October 22, 2016 12:00 am | Updated December 02, 2016 10:52 am IST - KOCHI:

Capturing emotions:Shaju Subramanian’s photographs, on display at Durbar Hall Art Gallery in the city, are a window to an uncertain sourceof fear.— Photo: H. Vibhu

Capturing emotions:Shaju Subramanian’s photographs, on display at Durbar Hall Art Gallery in the city, are a window to an uncertain sourceof fear.— Photo: H. Vibhu

Shaju Subramanian calls himself a failed artist who is on a constant search about the state of being of individuals — faceless, nameless in most cases — in a society that weighs down heavily on them.

The outcome of his search, two conjoining streams of searing photographs, will be on display in an exhibition titled, ‘Fear and Freedom and Cogwheels’ at the Durbar Hall Art Gallery till October 24.

The exhibition, which was opened on Thursday by noted political cartoonist E.P. Unny, showcases a set of photographs in the ‘fear and freedom category, comprising mostly contorted, tenuous, even amorphous images of a nude male body that’s at once a celebration of freedom as also a spectacle of fear. They also double up as a window, for the viewer, to an uncertain source of fear!

The cogwheel series has a remarkable connect with the first set of pictures and features anonymous working class people – the pictures are about ‘being-labour’ and ‘labour-being’, as critic C.S. Venkiteswaran has mentioned in the elaborate exhibition brochure.

There are images of labourers at work and those of machines. “Aren’t humans as expendable as the machines that they’ve made? People form the skeleton of the society, as homogenised and dehumanised as the machines.

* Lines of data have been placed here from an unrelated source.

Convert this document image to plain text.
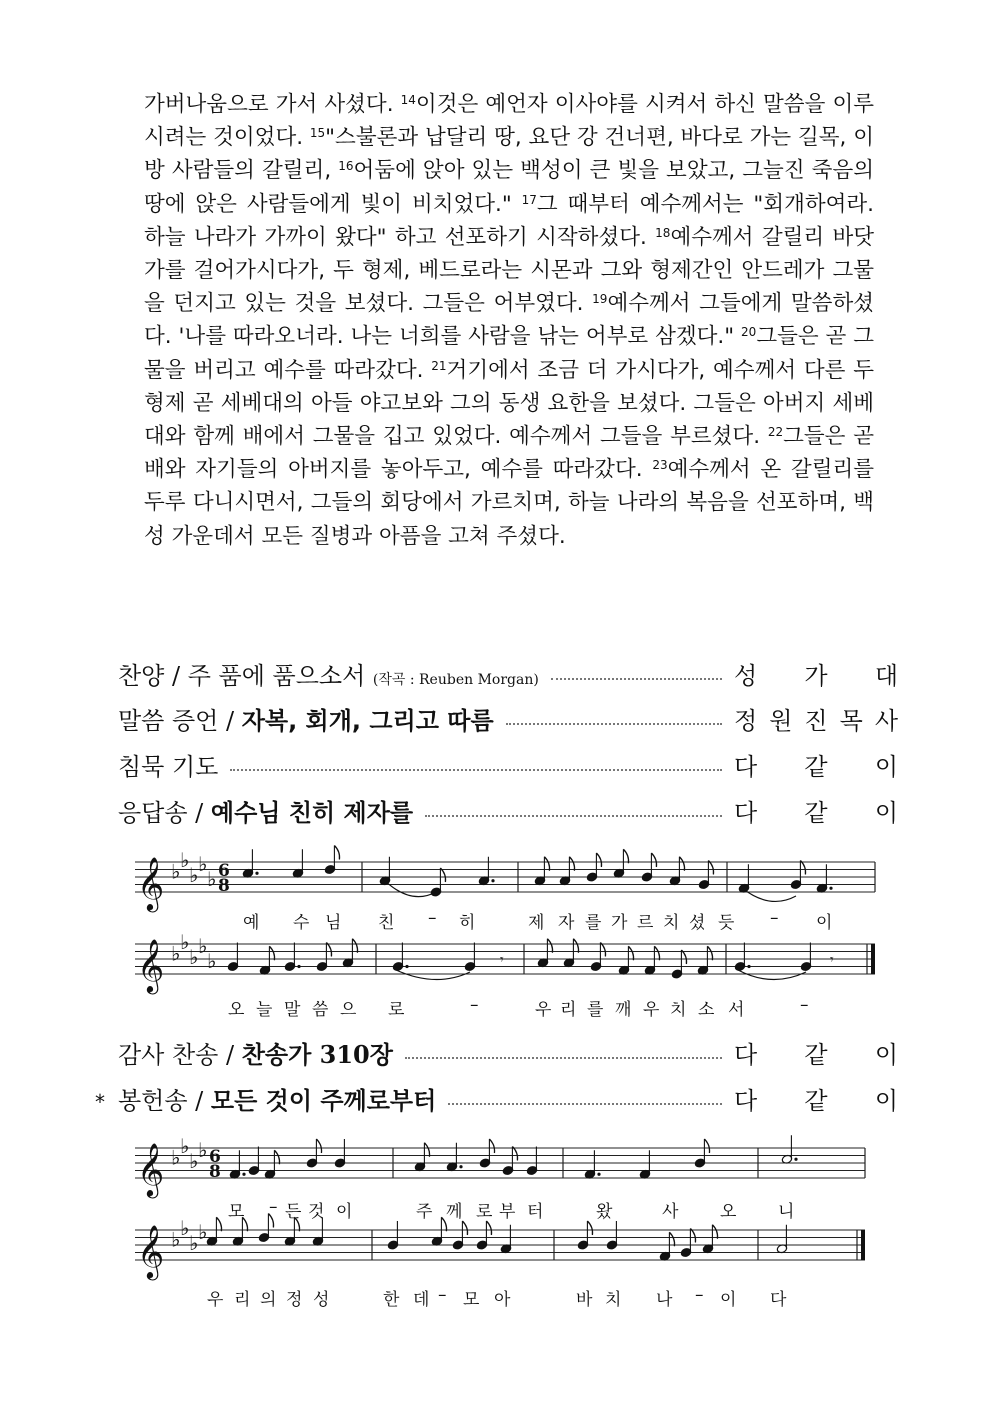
가버나움으로 가서 사셨다. $^{14}$이것은 예언자 이사야를 시켜서 하신 말씀을 이루시려는 것이었다. $^{15}$"스불론과 납달리 땅, 요단 강 건너편, 바다로 가는 길목, 이방 사람들의 갈릴리, $^{16}$어둠에 앉아 있는 백성이 큰 빛을 보았고, 그늘진 죽음의 땅에 앉은 사람들에게 빛이 비치었다." $^{17}$그 때부터 예수께서는 "회개하여라. 하늘 나라가 가까이 왔다" 하고 선포하기 시작하셨다. $^{18}$예수께서 갈릴리 바닷가를 걸어가시다가, 두 형제, 베드로라는 시몬과 그와 형제간인 안드레가 그물을 던지고 있는 것을 보셨다. 그들은 어부였다. $^{19}$예수께서 그들에게 말씀하셨다. '나를 따라오너라. 나는 너희를 사람을 낚는 어부로 삼겠다." $^{20}$그들은 곧 그물을 버리고 예수를 따라갔다. $^{21}$거기에서 조금 더 가시다가, 예수께서 다른 두 형제 곧 세베대의 아들 야고보와 그의 동생 요한을 보셨다. 그들은 아버지 세베대와 함께 배에서 그물을 깁고 있었다. 예수께서 그들을 부르셨다. $^{22}$그들은 곧 배와 자기들의 아버지를 놓아두고, 예수를 따라갔다. $^{23}$예수께서 온 갈릴리를 두루 다니시면서, 그들의 회당에서 가르치며, 하늘 나라의 복음을 선포하며, 백성 가운데서 모든 질병과 아픔을 고쳐 주셨다.
찬양 / 주 품에 품으소서 (작곡 : Reuben Morgan)	성 가 대
말씀 증언 / 자복, 회개, 그리고 따름	정 원 진 목 사
침묵 기도	다 같 이
응답송 / 예수님 친히 제자를	다 같 이
감사 찬송 / 찬송가 310장	다 같 이
* 봉헌송 / 모든 것이 주께로부터	다 같 이
𝄞 ♭ ♭
♭ ♭
♭ 6
8
𝄞 ♭ ♭
♭ ♭
♭	𝄾	𝄾
𝄞 ♭ ♭
♭ ♭ 6
8
𝄞 ♭ ♭
♭ ♭
예 수 님 친 – 히	제 자 를 가 르 치 셨 듯 – 이
오 늘 말 씀 으 로	–	우 리 를 깨 우 치 소 서	–
모 – 든 것 이	주 께 로 부 터	왔	사 오 니
우 리 의 정 성	한 데 – 모 아	바 치 나 – 이 다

There’s a certain degree of suffering that you constantly encounter and experience.

I’ve only tried to capture a moment’s angst,” says Mr. Subramanian.

Mr. Unny, who opened the show, recalled the recent phenomenon of intolerance, often on the part of suspicious cops, towards sketching in public, but nobody would have any qualms about a few clicks on the mobile phone or camera. Contrast this to a tribal village in Odisha where they would even pose for a good 40 minutes for you to draw them, but grow suspicious the moment you take out the camera, he said.

Mr. Subramanian’s photographs have deliberately left out the aesthetic aspect, to make way for a clear political perspective, he said.

Senior journalist C. Gouridasan Nair introduced the theme of the exhibition.